The ability of APCs treated with adjuvants to induce activation of naïve CD4+ T cells into effector cells was assessed ex vivo. The results showed that, at baseline, pre and post-chemotherapy cancer patients have a significantly lower percentage of naïve T cells (TN) compared to healthy subjects. This would suggest that the pathological condition, regardless the chemotherapy, may have an impact on the fraction of T cells available to respond to new antigens. Such a reduction was further induced by treatment with RNAdjuvant®, while no effect was observed upon treatment with the other adjuvants. Interestingly, colon and lung cancer patients showed a different pattern for the other phenotypes. Indeed, at baseline, while OMA samples showed a significantly higher percentage of TE and TEM compared to healthy subjects, OT patients showed a higher percentage of TCM compared to healthy subjects. For all the latter phenotypes, treatment with adjuvants did not induce a significant change in the percentage compared to the negative control. Overall, no statistical deviation from data in healthy subjects was observed in cancer patients and no difference was observed between samples from cancer patients pre and post-chemotherapy. This is of high relevance, indicating that the pool of effector and memory CD4+ T cells is fully preserved in cancer patients. In particular, effector memory (TEM) and central memory (TCM) cells are capable of circulating in lymphoid (TCM) as well as non-lymphoid compartments (TEM) [44, 45]. Therefore, upon contact with the appropriate antigen, effector memory cells can execute effector functions instantly, whereas central or lymphoid memory cells can rapidly proliferate, expanding and acquiring effector functions.

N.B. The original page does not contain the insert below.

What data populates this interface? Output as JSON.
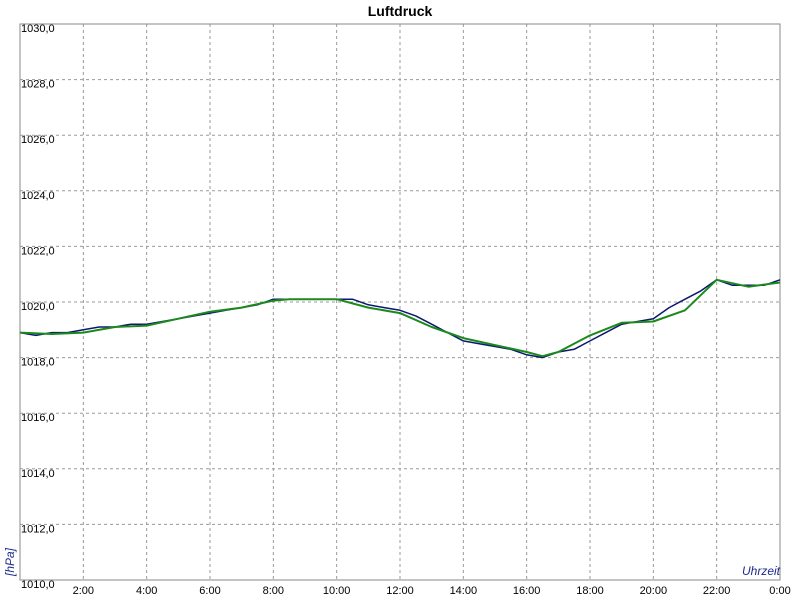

Among the adjuvants evaluated in the present study, RNAdjuvant® was the only one to induce high levels of Th1 IFN-γ in cancer patients with no significant difference in pre and post-chemotherapy samples. On the contrary, none of the adjuvants induced IL-4 which is considered one the major Th2 cytokines. Such results suggest that RNAdjuvant® represents the most potent Th1 inducer to be combined in a therapeutic cancer vaccine formulation. The same adjuvant is also the most potent inducer of pro-inflammatory cytokines as well as of α and β chemokines, suggesting a great capability of initiating the innate immune response coupled to the ability of recruiting immune cells, especially T cells, for potentiating the effector arm of anti-cancer immunity. Interestingly, the biological meaning of the down-expression of CXCL16 and CCL24 induced by all adjuvants needs to be further investigated in a larger experimental setting. In most cases, although at lower level compared to healthy subjects, cytokine level in cancer patients was significantly high and no statistical difference was observed between pre and post-chemotherapy samples. In some cases, OMA patients showed a higher level of cytokine production compared to OT patients. Such an observation needs to be confirmed on a larger group of patients.

Conclusion

The immunomodulatory profile of the RNAdjuvant® appears to be potent and complete compared to the other adjuvants widely used in cancer vaccine clinical trials. Moreover, our results showed that most of the effects in cancer patients, although often of lower potency compared to healthy subjects, are suggestive of a valuable immune responsiveness. Furthermore, the limited differences observed between pre and post-chemotherapy samples indicated that cancer patients may well respond to therapeutic cancer vaccines even after chemotherapy.